2007-06-23 08:15:50 · 13 answers · asked by unknown 2 in Science & Mathematics Astronomy & Space

13 answers

What you've heared of would be time dilation according to the special theory of relativity.

This depends on the speed at which you travel, and only has a notcable effect of your speed is really high.

At speeds that can be realistically attained for a spaceship with current technology, you wouldn't notice a thing.

At about one tenth of the speed of light, you'd start actually noticing an effect

The closer you get to the speed of light, the stronger the effect will be, asymptotically approaching a point where no time would seem to have passed in the spaceship if it had travelled at the speed of light.

2007-06-23 08:36:31 · answer #1 · answered by The Arkady 4 · 0 1

Traveling to Mars, using the most efficient trajectory (i.e. a Hohmann Transfer orbit), takes around 260 days. Once there, you'd have to stay for another 455 days before the planets are properly aligned for a return trip, which takes another 260 days. So round-trip Earth to Mars requires roughly 980 days.

If you to travel to Mars, when you came back you'd be 2 3/4 years older. And you'd discover that everyone on Earth is also 2 3/4 years older.

The effect you're vaguely misremembering is called time dilation, and it was predicted by Albert Einstein in his theory of special relativity. As an object approaches the speed of light, its mass increases, its length contracts, and time slows down. The effect is only noticeable for velocities close to that of light. At 99% the velocity of light (0.99 c), for every day traveled, 7 days would pass in the rest of the universe. But at 10% the velocity of light (0.10 c), for every day traveled only an extra 7 minutes would pass everywhere else. On the trip described above, the max velocity reached is only 7.2 km/s, which is 0.000024 c; time dilation effects would be negligible.

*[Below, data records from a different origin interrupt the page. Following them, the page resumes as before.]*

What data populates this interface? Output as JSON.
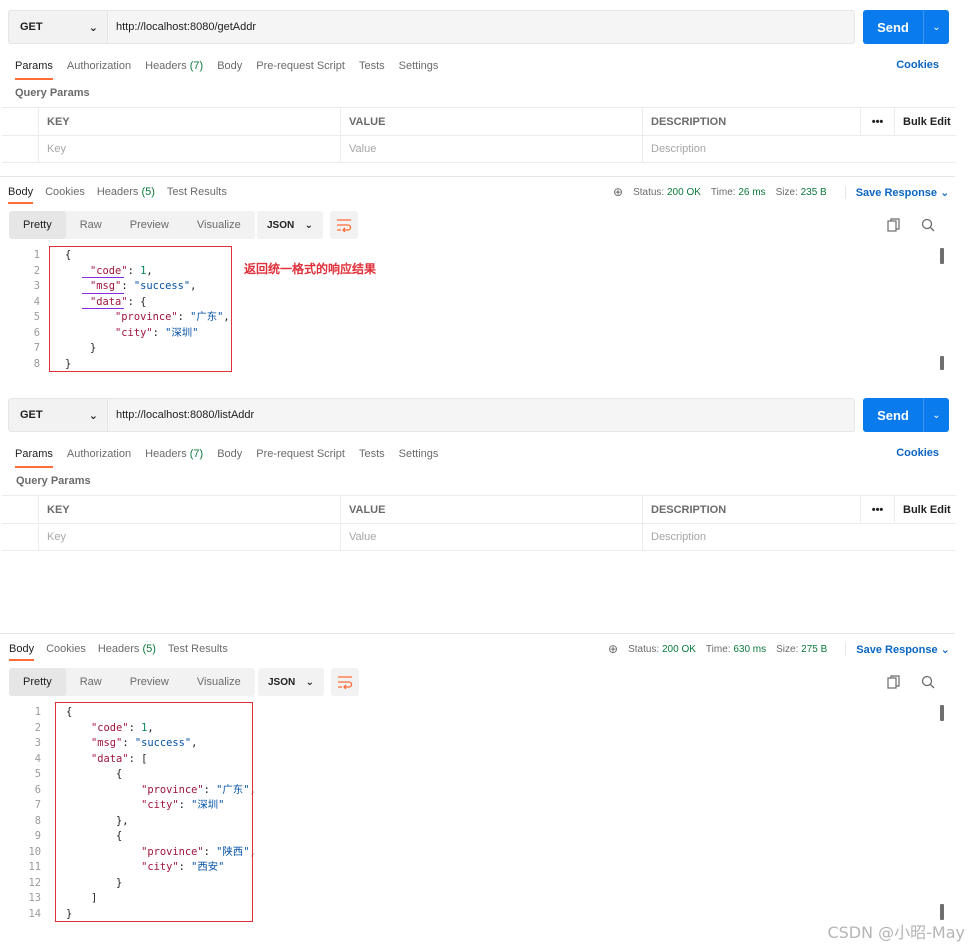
{
  "request1": {
    "method": "GET",
    "url": "http://localhost:8080/getAddr",
    "send_label": "Send",
    "tabs": [
      {
        "label": "Params",
        "count": ""
      },
      {
        "label": "Authorization",
        "count": ""
      },
      {
        "label": "Headers",
        "count": "(7)"
      },
      {
        "label": "Body",
        "count": ""
      },
      {
        "label": "Pre-request Script",
        "count": ""
      },
      {
        "label": "Tests",
        "count": ""
      },
      {
        "label": "Settings",
        "count": ""
      }
    ],
    "cookies_label": "Cookies",
    "query_params_label": "Query Params",
    "table_headers": {
      "key": "KEY",
      "value": "VALUE",
      "description": "DESCRIPTION",
      "more": "•••",
      "bulk_edit": "Bulk Edit"
    },
    "placeholders": {
      "key": "Key",
      "value": "Value",
      "description": "Description"
    }
  },
  "response1": {
    "tabs": [
      {
        "label": "Body",
        "count": ""
      },
      {
        "label": "Cookies",
        "count": ""
      },
      {
        "label": "Headers",
        "count": "(5)"
      },
      {
        "label": "Test Results",
        "count": ""
      }
    ],
    "status_label": "Status:",
    "status_value": "200 OK",
    "time_label": "Time:",
    "time_value": "26 ms",
    "size_label": "Size:",
    "size_value": "235 B",
    "save_response": "Save Response",
    "view_modes": [
      "Pretty",
      "Raw",
      "Preview",
      "Visualize"
    ],
    "format": "JSON",
    "annotation": "返回统一格式的响应结果",
    "lines": [
      [
        {
          "t": "{",
          "c": "p"
        }
      ],
      [
        {
          "t": "    ",
          "c": "p"
        },
        {
          "t": "\"code\"",
          "c": "k"
        },
        {
          "t": ": ",
          "c": "p"
        },
        {
          "t": "1",
          "c": "n"
        },
        {
          "t": ",",
          "c": "p"
        }
      ],
      [
        {
          "t": "    ",
          "c": "p"
        },
        {
          "t": "\"msg\"",
          "c": "k"
        },
        {
          "t": ": ",
          "c": "p"
        },
        {
          "t": "\"success\"",
          "c": "s"
        },
        {
          "t": ",",
          "c": "p"
        }
      ],
      [
        {
          "t": "    ",
          "c": "p"
        },
        {
          "t": "\"data\"",
          "c": "k"
        },
        {
          "t": ": {",
          "c": "p"
        }
      ],
      [
        {
          "t": "        ",
          "c": "p"
        },
        {
          "t": "\"province\"",
          "c": "k"
        },
        {
          "t": ": ",
          "c": "p"
        },
        {
          "t": "\"广东\"",
          "c": "s"
        },
        {
          "t": ",",
          "c": "p"
        }
      ],
      [
        {
          "t": "        ",
          "c": "p"
        },
        {
          "t": "\"city\"",
          "c": "k"
        },
        {
          "t": ": ",
          "c": "p"
        },
        {
          "t": "\"深圳\"",
          "c": "s"
        }
      ],
      [
        {
          "t": "    }",
          "c": "p"
        }
      ],
      [
        {
          "t": "}",
          "c": "p"
        }
      ]
    ]
  },
  "request2": {
    "method": "GET",
    "url": "http://localhost:8080/listAddr",
    "send_label": "Send",
    "tabs": [
      {
        "label": "Params",
        "count": ""
      },
      {
        "label": "Authorization",
        "count": ""
      },
      {
        "label": "Headers",
        "count": "(7)"
      },
      {
        "label": "Body",
        "count": ""
      },
      {
        "label": "Pre-request Script",
        "count": ""
      },
      {
        "label": "Tests",
        "count": ""
      },
      {
        "label": "Settings",
        "count": ""
      }
    ],
    "cookies_label": "Cookies",
    "query_params_label": "Query Params",
    "table_headers": {
      "key": "KEY",
      "value": "VALUE",
      "description": "DESCRIPTION",
      "more": "•••",
      "bulk_edit": "Bulk Edit"
    },
    "placeholders": {
      "key": "Key",
      "value": "Value",
      "description": "Description"
    }
  },
  "response2": {
    "tabs": [
      {
        "label": "Body",
        "count": ""
      },
      {
        "label": "Cookies",
        "count": ""
      },
      {
        "label": "Headers",
        "count": "(5)"
      },
      {
        "label": "Test Results",
        "count": ""
      }
    ],
    "status_label": "Status:",
    "status_value": "200 OK",
    "time_label": "Time:",
    "time_value": "630 ms",
    "size_label": "Size:",
    "size_value": "275 B",
    "save_response": "Save Response",
    "view_modes": [
      "Pretty",
      "Raw",
      "Preview",
      "Visualize"
    ],
    "format": "JSON",
    "lines": [
      [
        {
          "t": "{",
          "c": "p"
        }
      ],
      [
        {
          "t": "    ",
          "c": "p"
        },
        {
          "t": "\"code\"",
          "c": "k"
        },
        {
          "t": ": ",
          "c": "p"
        },
        {
          "t": "1",
          "c": "n"
        },
        {
          "t": ",",
          "c": "p"
        }
      ],
      [
        {
          "t": "    ",
          "c": "p"
        },
        {
          "t": "\"msg\"",
          "c": "k"
        },
        {
          "t": ": ",
          "c": "p"
        },
        {
          "t": "\"success\"",
          "c": "s"
        },
        {
          "t": ",",
          "c": "p"
        }
      ],
      [
        {
          "t": "    ",
          "c": "p"
        },
        {
          "t": "\"data\"",
          "c": "k"
        },
        {
          "t": ": [",
          "c": "p"
        }
      ],
      [
        {
          "t": "        {",
          "c": "p"
        }
      ],
      [
        {
          "t": "            ",
          "c": "p"
        },
        {
          "t": "\"province\"",
          "c": "k"
        },
        {
          "t": ": ",
          "c": "p"
        },
        {
          "t": "\"广东\"",
          "c": "s"
        },
        {
          "t": ",",
          "c": "p"
        }
      ],
      [
        {
          "t": "            ",
          "c": "p"
        },
        {
          "t": "\"city\"",
          "c": "k"
        },
        {
          "t": ": ",
          "c": "p"
        },
        {
          "t": "\"深圳\"",
          "c": "s"
        }
      ],
      [
        {
          "t": "        },",
          "c": "p"
        }
      ],
      [
        {
          "t": "        {",
          "c": "p"
        }
      ],
      [
        {
          "t": "            ",
          "c": "p"
        },
        {
          "t": "\"province\"",
          "c": "k"
        },
        {
          "t": ": ",
          "c": "p"
        },
        {
          "t": "\"陕西\"",
          "c": "s"
        },
        {
          "t": ",",
          "c": "p"
        }
      ],
      [
        {
          "t": "            ",
          "c": "p"
        },
        {
          "t": "\"city\"",
          "c": "k"
        },
        {
          "t": ": ",
          "c": "p"
        },
        {
          "t": "\"西安\"",
          "c": "s"
        }
      ],
      [
        {
          "t": "        }",
          "c": "p"
        }
      ],
      [
        {
          "t": "    ]",
          "c": "p"
        }
      ],
      [
        {
          "t": "}",
          "c": "p"
        }
      ]
    ]
  },
  "watermark": "CSDN @小昭-May",
  "colors": {
    "accent": "#097bed",
    "active_tab": "#ff6c37",
    "status_ok": "#0a7a3b",
    "link": "#0b66c2",
    "annotation": "#e0303a"
  }
}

Suppose you had a spaceship with a warp drive, like in Star Trek. You wouldn't have to take the most fuel efficient route, you could just point yourself at Mars and poof you're there. If your spaceship can do 0.99 c, the trip takes 2 minutes. Observers on Earth will tell you it took 13 minutes. You're watch is 11 minutes behind everyone's watches on Earth. On longer voyages, the differences in time would be more pronounced. A round trip to a star 10 light years away on this same spaceship would take two months from the passengers' perspective, but folks at home would have waited 20 years for their return.

However, it's unlikely we'll ever be able to build such a ship. As I said earlier, Einstein's theory also predicts that mass increases as objects approach light speed. The energy needed to accelerate a ship to such velocity goes up exponentially. In real life, only very tiny things - namely subatomic particles and photons- can reach such speeds.

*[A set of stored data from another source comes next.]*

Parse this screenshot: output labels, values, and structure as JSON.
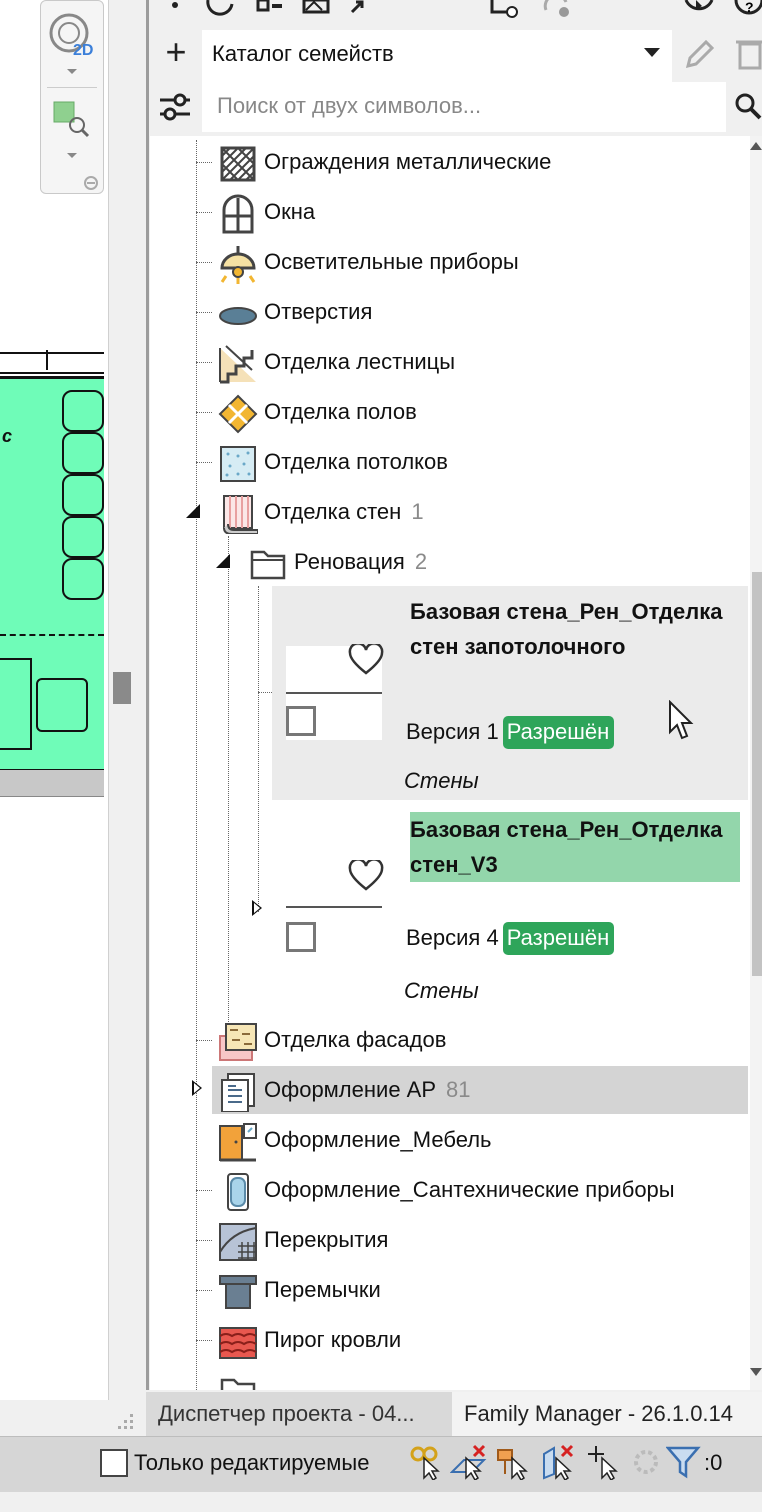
{
  "catalog": {
    "add_label": "+",
    "selected": "Каталог семейств"
  },
  "search": {
    "placeholder": "Поиск от двух символов..."
  },
  "tree": {
    "items": [
      {
        "label": "Ограждения металлические",
        "count": "",
        "icon": "metal-fence-icon"
      },
      {
        "label": "Окна",
        "count": "",
        "icon": "window-icon"
      },
      {
        "label": "Осветительные приборы",
        "count": "",
        "icon": "lamp-icon"
      },
      {
        "label": "Отверстия",
        "count": "",
        "icon": "opening-icon"
      },
      {
        "label": "Отделка лестницы",
        "count": "",
        "icon": "stair-finish-icon"
      },
      {
        "label": "Отделка полов",
        "count": "",
        "icon": "floor-finish-icon"
      },
      {
        "label": "Отделка потолков",
        "count": "",
        "icon": "ceiling-finish-icon"
      },
      {
        "label": "Отделка стен",
        "count": "1",
        "icon": "wall-finish-icon"
      },
      {
        "label": "Реновация",
        "count": "2",
        "icon": "folder-icon"
      },
      {
        "label": "Отделка фасадов",
        "count": "",
        "icon": "facade-finish-icon"
      },
      {
        "label": "Оформление АР",
        "count": "81",
        "icon": "document-icon"
      },
      {
        "label": "Оформление_Мебель",
        "count": "",
        "icon": "furniture-icon"
      },
      {
        "label": "Оформление_Сантехнические приборы",
        "count": "",
        "icon": "bathtub-icon"
      },
      {
        "label": "Перекрытия",
        "count": "",
        "icon": "slab-icon"
      },
      {
        "label": "Перемычки",
        "count": "",
        "icon": "lintel-icon"
      },
      {
        "label": "Пирог кровли",
        "count": "",
        "icon": "roof-icon"
      }
    ]
  },
  "families": [
    {
      "name": "Базовая стена_Рен_Отделка стен запотолочного",
      "version": "Версия 1",
      "status": "Разрешён",
      "category": "Стены"
    },
    {
      "name": "Базовая стена_Рен_Отделка стен_V3",
      "version": "Версия 4",
      "status": "Разрешён",
      "category": "Стены"
    }
  ],
  "tabs": [
    {
      "label": "Диспетчер проекта - 04..."
    },
    {
      "label": "Family Manager - 26.1.0.14"
    }
  ],
  "status_bar": {
    "only_editable_label": "Только редактируемые",
    "filter_count": ":0"
  },
  "plan": {
    "room_text": "с"
  },
  "colors": {
    "status_green": "#2ea55a",
    "highlight_green": "#93d6ab",
    "room_fill": "#6ffcb8"
  }
}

2007-06-23 16:16:24 · answer #2 · answered by stork5100 4 · 1 1

HaHa...this is an example of confusing science fiction stories with reality...

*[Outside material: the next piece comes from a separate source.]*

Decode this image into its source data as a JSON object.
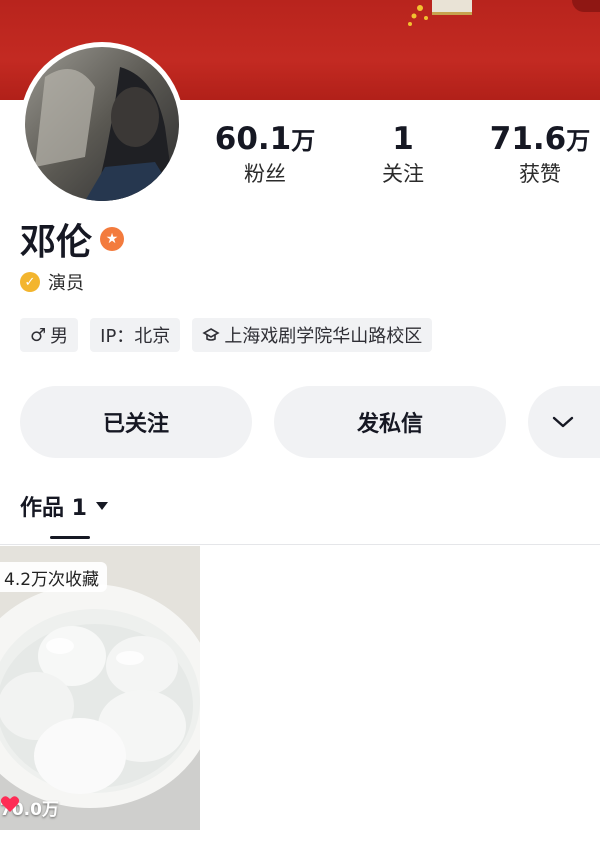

If "you" go to space for 50 Years, and return on the first day of the 51st year, you will be 50 years older yourself because that is how long you have been alive, and your internal clock has been running along just like nothing has changed from your life on Earth.

When you arrive back on Earth, all of your friends and associates will also be 50 years older because of the same thing, and it is normal for us to all speak together about time in relation to Earth Time, Earth Days, Earth Weeks, Earth Months, and Earth Years.

Science fiction novels suggest that in space travel, were you able to travel faster than the speed of light, you might move into the future...get ahead of time, as it were. Mankind is not anywhere close to achievement of that possibility. So, plan on getting old just like the rest of us, at about the same time that we do.

2007-06-23 16:02:02 · answer #3 · answered by zahbudar 6 · 0 1

I've read through the first half dozen answers and I'm afraid they are not quite satisfactory.

Part of what you heard is absolutely wrong, but there is some kernel of truth on which it is based.

One, you WILL age. If you travel in space, and roam about, exploring for 50 years, when you are finished, you will be 50 years older. However, depending on how fast YOU travel, those left behind on Earth will have aged a bit faster, relative to you. You don't have to travel at the speed of light for this phenomenon to have occured.

Einstein thorized that time is experienced differently for those moving at a high rate of speed, relative to the point of origin. In fact, this has been proven by scientists by placing atomic clocks on sattelites, and measuring their VERY accurate rates and comparing them to atomic clocks left on Earth. The faster the rate of travel, the greater the difference. This difference has been measured with rates of speed in the tens of thousands of miles per hour, much less than the speed of light.

A trip to Mars will only take several months, and, even at interplanetary speeds, when the astronauts return, the age differences, compared to someone left behind will be very negligible, perhaps only a matter of minutes or days. But for a potential explorer, travelling to the near stars, moving at large fractions of the speed of light, a 50 year trip for them may seem like a journey of hundreds of years to those of us on Earth.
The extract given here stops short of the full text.